Brian Stelter Says Tucker Carlson Has Changed: Behavior ‘Comes from a Darkened Heart’
In a new interview with Mediaite, former CNN host and media reporter Brian Stelter spoke about his many years covering the career of Tucker Carlson, the cable news journeyman who peaked during the Trump era as the most popular host on cable news with a prime time Fox News show before he was fired earlier this year. In that time, Stelter said, Carlson changed for the worse.
Stelter joined Mediaite’s The Interview podcast to discuss his new book about Fox News and its coverage of the 2020 election, Network of Lies. When asked about his professional relationship with Carlson, which goes back years, Stelter said he stopped replying to Carlson’s texts last year “because it was getting so hateful.”
“Do you think he’s changed?” Mediaite editor Aidan McLaughlin asked.
“Yes, I think he’s changed as a person,” Stelter answered.
“You know, he was an unconventional, contrarian, libertarian-leaning conservative commentator. He was a bolt of energy on [CNN show] Crossfire 20 years ago. And even more recently than that, I interviewed him when he started his job at Fox News. I was at The New York Times. He was just starting at Fox. He was willing to do whatever Roger Ailes told him to do. You know, he needed a job… But people forget he was in the wilderness for years. He was hosting Fox & Friends Weekend. He was miserable on that couch.”
Stelter continued:
So when he got the prime time job, that was everything; that was such a critical promotion, such a critical change in his life. And I really believe he talked himself into believing all the B.S. that he says on the air. You know, he presents this image of America as Armageddon, as an apocalypse. That we are doomed. At least this is what he was doing on Fox. The interviews now he’s doing are a little bit different; he’s doing interviews on X. They’re mostly just with the predictable far-right figures who share his desperate view of the world.
But the image he was portraying on Fox, I would actually argue, it’s un-American. The way that he portrayed the doomsday scenarios, the way that he depicted America’s cities, the way he portrayed liberals — not as people with different ideas, but as evil enemies.

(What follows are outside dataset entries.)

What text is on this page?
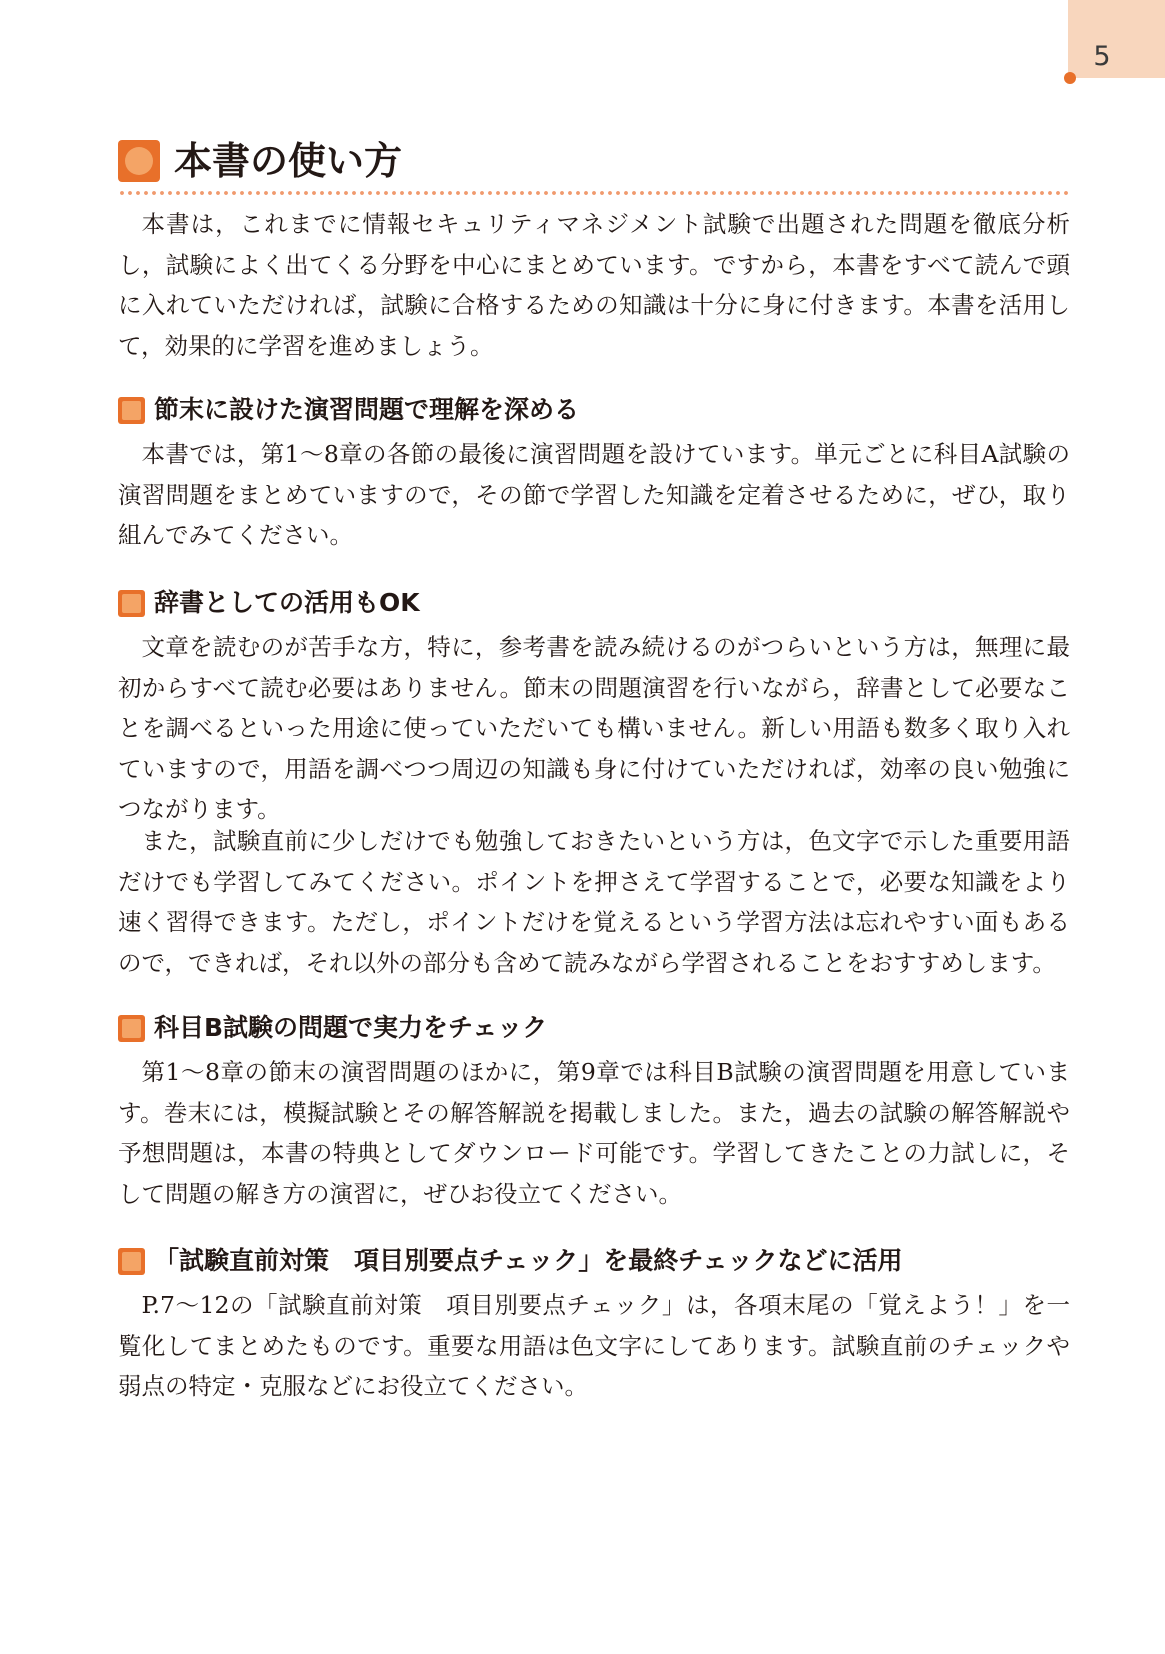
5
本書の使い方

本書は，これまでに情報セキュリティマネジメント試験で出題された問題を徹底分析し，試験によく出てくる分野を中心にまとめています。ですから，本書をすべて読んで頭に入れていただければ，試験に合格するための知識は十分に身に付きます。本書を活用して，効果的に学習を進めましょう。

節末に設けた演習問題で理解を深める

本書では，第1～8章の各節の最後に演習問題を設けています。単元ごとに科目A試験の演習問題をまとめていますので，その節で学習した知識を定着させるために，ぜひ，取り組んでみてください。

辞書としての活用もOK

文章を読むのが苦手な方，特に，参考書を読み続けるのがつらいという方は，無理に最初からすべて読む必要はありません。節末の問題演習を行いながら，辞書として必要なことを調べるといった用途に使っていただいても構いません。新しい用語も数多く取り入れていますので，用語を調べつつ周辺の知識も身に付けていただければ，効率の良い勉強につながります。

また，試験直前に少しだけでも勉強しておきたいという方は，色文字で示した重要用語だけでも学習してみてください。ポイントを押さえて学習することで，必要な知識をより速く習得できます。ただし，ポイントだけを覚えるという学習方法は忘れやすい面もあるので，できれば，それ以外の部分も含めて読みながら学習されることをおすすめします。

科目B試験の問題で実力をチェック

第1～8章の節末の演習問題のほかに，第9章では科目B試験の演習問題を用意しています。巻末には，模擬試験とその解答解説を掲載しました。また，過去の試験の解答解説や予想問題は，本書の特典としてダウンロード可能です。学習してきたことの力試しに，そして問題の解き方の演習に，ぜひお役立てください。

「試験直前対策　項目別要点チェック」を最終チェックなどに活用

P.7～12の「試験直前対策　項目別要点チェック」は，各項末尾の「覚えよう！」を一覧化してまとめたものです。重要な用語は色文字にしてあります。試験直前のチェックや弱点の特定・克服などにお役立てください。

And to your point, lots of name calling, lots of name calling of media reporters and others. He loved to call me a eunuch, which, it just doesn’t even make any sense…But look, that’s — it’s a darkened heart. That’s what it is. That comes from a darkened heart.
Stelter added that he still doesn’t think he has “the full story” on how Carlson got to this point.
“I think there’s still probably more to figure out someday there,” Stelter said.